先程、ある失敗をやらかしてしまい、私はどどどどんと落ち込んでいる。
あぁもう私のバカ、ほんっとバカ。
もし父が生きていたなら、こんな私を見て、はたして何と言うだろう。


父の郷里へ

ごく最近のことだが、私は父が生まれ育った街へ行ってきた。
父の実家はすでに無く、お墓も私の地元なので、親族絡みでの関係はとっくに途切れた街だ。
今回その街へ行ったのも、決して感傷的な理由ではなく、単に用事があったからだった。

実際のところ、その街で父を思い出すこともなく、滞在時間は淡々と過ぎていった。
今思うと、なんとまあ親不孝なことか。
昼食に食べた味噌ホルモン定食の美味さには、がっつり心を掴まれたものの、父恋しさを感じる暇はほとんどなかった。

確かに、もともと仲のいい親子ではなかったけれど。

日本語チェッカー父

生前、父は新聞記者だった。
あんなにワガママで自意識過剰で意固地で頑固なひねくれ者の父が、大勢の人と関わる記者の仕事を、よく勤めていられたものだと思う。
いやちょっと待て、意固地と頑固は同じような意味だぞ。

そういえば昔、オマエの日本語はおかしいと、よく父に突っ込まれた。
特に「全然大丈夫」が大嫌いだったらしく、私がそれを言おうものなら、悪魔を滅せとばかりの勢いで怒られたものだ。
どうして「全然大丈夫」が間違いなのか、演説が始まってしまうと、私も逆ギレしてケンカになった。
きっと今頃、黄泉の国で「逆ギレは日本語としておかしい!」とご立腹のことだろう。

そんな私も、現代日本でよく使われる「永遠と○○できる」だけは、何故か気になって仕方がない。
それを言うなら「永遠に○○できる」か「延々と○○できる」だろと、突っ込みたくてムズムズしてくるのだ。
他の言葉は全然平気なのに、どうしてコレだけはダメなのだろう。
……はいそうですねお父さん、全然平気もNGワードでしたね。

しかし父はすごかった

そんな親不孝者の私が、今は父に会いたくて仕方がない。
娘としてではなく、物書きとしてだ。
書き方に迷うとき、失敗したとき、仕事が不安なとき。
父に相談できたなら、きっと二言三言、ぶっきらぼうな助言をもらえたのにと思ってしまう。

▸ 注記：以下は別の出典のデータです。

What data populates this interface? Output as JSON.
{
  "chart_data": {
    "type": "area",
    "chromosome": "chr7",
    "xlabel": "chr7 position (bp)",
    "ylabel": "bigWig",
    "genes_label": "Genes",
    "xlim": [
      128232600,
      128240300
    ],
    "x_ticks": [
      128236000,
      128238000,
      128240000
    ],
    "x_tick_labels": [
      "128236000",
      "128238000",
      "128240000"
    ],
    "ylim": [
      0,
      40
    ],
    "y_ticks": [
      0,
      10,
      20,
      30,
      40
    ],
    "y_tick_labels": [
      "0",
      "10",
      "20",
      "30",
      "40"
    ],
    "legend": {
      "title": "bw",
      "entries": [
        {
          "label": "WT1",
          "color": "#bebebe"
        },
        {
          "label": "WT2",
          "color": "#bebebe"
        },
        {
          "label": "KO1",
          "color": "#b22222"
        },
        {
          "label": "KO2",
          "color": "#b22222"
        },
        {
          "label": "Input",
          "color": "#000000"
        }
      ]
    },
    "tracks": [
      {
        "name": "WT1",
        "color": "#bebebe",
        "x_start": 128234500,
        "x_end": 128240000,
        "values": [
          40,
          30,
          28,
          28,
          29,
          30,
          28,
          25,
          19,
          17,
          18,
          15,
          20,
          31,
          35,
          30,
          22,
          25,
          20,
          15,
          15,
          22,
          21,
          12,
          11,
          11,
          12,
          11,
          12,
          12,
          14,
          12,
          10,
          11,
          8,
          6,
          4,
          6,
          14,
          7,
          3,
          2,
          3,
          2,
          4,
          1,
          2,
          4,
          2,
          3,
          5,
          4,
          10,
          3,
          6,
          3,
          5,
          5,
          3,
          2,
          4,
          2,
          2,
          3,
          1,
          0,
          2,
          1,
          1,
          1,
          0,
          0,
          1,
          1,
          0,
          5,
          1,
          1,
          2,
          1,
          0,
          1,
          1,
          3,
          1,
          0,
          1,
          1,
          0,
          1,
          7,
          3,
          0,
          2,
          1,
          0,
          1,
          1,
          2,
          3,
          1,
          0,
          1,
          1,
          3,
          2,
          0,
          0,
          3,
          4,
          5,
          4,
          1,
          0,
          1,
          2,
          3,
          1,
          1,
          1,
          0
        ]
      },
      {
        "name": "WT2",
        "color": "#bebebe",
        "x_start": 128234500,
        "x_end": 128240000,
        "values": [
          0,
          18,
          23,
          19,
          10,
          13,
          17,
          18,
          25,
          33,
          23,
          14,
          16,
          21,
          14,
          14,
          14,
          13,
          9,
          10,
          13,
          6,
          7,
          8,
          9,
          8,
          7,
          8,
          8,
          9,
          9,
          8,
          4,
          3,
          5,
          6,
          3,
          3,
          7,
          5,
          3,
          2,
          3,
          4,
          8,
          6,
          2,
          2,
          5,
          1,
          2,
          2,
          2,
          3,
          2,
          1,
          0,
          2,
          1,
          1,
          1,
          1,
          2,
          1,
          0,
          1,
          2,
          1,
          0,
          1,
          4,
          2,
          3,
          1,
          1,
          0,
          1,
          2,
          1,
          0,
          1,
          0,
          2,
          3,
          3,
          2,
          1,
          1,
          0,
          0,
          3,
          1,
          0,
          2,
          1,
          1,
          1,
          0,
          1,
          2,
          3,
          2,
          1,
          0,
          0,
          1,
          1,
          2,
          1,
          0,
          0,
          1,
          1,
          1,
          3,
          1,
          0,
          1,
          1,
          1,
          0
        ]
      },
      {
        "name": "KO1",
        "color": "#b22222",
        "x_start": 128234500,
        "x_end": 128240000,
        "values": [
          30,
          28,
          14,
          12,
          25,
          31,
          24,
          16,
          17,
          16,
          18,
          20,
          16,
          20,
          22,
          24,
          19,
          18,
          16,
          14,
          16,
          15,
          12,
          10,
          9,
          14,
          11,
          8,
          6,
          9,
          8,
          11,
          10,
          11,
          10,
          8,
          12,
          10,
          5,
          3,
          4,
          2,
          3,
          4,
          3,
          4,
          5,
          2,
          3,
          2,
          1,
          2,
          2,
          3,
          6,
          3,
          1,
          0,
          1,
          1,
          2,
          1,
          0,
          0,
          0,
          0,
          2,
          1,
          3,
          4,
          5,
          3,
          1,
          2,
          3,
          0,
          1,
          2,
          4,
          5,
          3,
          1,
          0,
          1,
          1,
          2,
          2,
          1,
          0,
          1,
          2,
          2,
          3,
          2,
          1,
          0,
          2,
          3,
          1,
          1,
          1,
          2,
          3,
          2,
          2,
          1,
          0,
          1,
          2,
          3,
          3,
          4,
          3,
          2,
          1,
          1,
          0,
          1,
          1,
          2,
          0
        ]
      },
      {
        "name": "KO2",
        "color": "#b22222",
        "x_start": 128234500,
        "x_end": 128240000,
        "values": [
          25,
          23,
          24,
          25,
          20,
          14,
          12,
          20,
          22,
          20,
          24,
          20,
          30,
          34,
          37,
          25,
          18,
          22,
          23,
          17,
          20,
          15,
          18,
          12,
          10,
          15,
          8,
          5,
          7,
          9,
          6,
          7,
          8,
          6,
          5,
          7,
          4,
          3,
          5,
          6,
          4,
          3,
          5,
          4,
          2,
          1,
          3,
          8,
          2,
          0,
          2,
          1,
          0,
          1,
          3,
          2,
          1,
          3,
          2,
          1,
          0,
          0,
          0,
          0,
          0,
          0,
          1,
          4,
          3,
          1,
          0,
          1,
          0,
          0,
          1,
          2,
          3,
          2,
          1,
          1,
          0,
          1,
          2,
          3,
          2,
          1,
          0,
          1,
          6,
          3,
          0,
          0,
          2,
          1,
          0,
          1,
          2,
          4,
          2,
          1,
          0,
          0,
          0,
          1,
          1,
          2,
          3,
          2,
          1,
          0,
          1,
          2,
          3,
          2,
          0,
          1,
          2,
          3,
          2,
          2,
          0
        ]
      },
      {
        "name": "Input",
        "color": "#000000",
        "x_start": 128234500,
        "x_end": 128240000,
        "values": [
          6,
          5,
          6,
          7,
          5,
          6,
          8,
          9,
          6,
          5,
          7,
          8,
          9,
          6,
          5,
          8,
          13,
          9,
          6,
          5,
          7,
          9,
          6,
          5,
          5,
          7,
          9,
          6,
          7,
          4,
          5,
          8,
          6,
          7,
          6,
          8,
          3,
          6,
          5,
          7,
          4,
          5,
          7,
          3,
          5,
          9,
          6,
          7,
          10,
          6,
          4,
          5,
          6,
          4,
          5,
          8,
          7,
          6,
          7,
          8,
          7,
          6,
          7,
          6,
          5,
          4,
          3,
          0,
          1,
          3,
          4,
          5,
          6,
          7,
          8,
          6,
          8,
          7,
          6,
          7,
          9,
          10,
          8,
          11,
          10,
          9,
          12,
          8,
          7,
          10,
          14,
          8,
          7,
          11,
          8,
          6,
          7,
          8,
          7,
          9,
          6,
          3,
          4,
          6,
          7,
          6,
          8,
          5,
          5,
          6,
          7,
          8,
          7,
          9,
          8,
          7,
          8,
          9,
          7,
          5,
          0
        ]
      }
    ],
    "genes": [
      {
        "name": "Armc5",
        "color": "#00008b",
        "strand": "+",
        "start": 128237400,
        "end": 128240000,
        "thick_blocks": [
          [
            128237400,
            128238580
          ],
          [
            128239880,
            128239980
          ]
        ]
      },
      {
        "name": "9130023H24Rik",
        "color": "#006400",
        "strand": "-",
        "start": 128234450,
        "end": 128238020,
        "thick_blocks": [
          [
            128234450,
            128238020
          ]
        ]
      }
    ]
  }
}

この仕事を始めてから、私は父の偉大さに心を震わせている。
毎日毎日、推敲する余裕も無かったであろう、時間刻みの納期を守って原稿を書き続けていた父。
河原に土筆つくしが出たというような季節ネタから、殺人事件の取材まで、どんな記事でも見事にこなしたものだ。
アナログからデジタルへ、時代が一気に流れたときも、何とか食らいついて対応していたのだろう。
ケンカばかりしていたけれど、実はものすごい人だったのだと、生きている間に気付きたかった。

ねえお父さん、こんな娘に、今だったらなんて言う?
何やってんだって怒るのか、仕方ねぇよって慰めるのか。
いや、あなたの性格じゃ、慰めるってことはしないよね。

仲が悪かった父のことを書いているのに、どうして今、私は泣いているのだろう?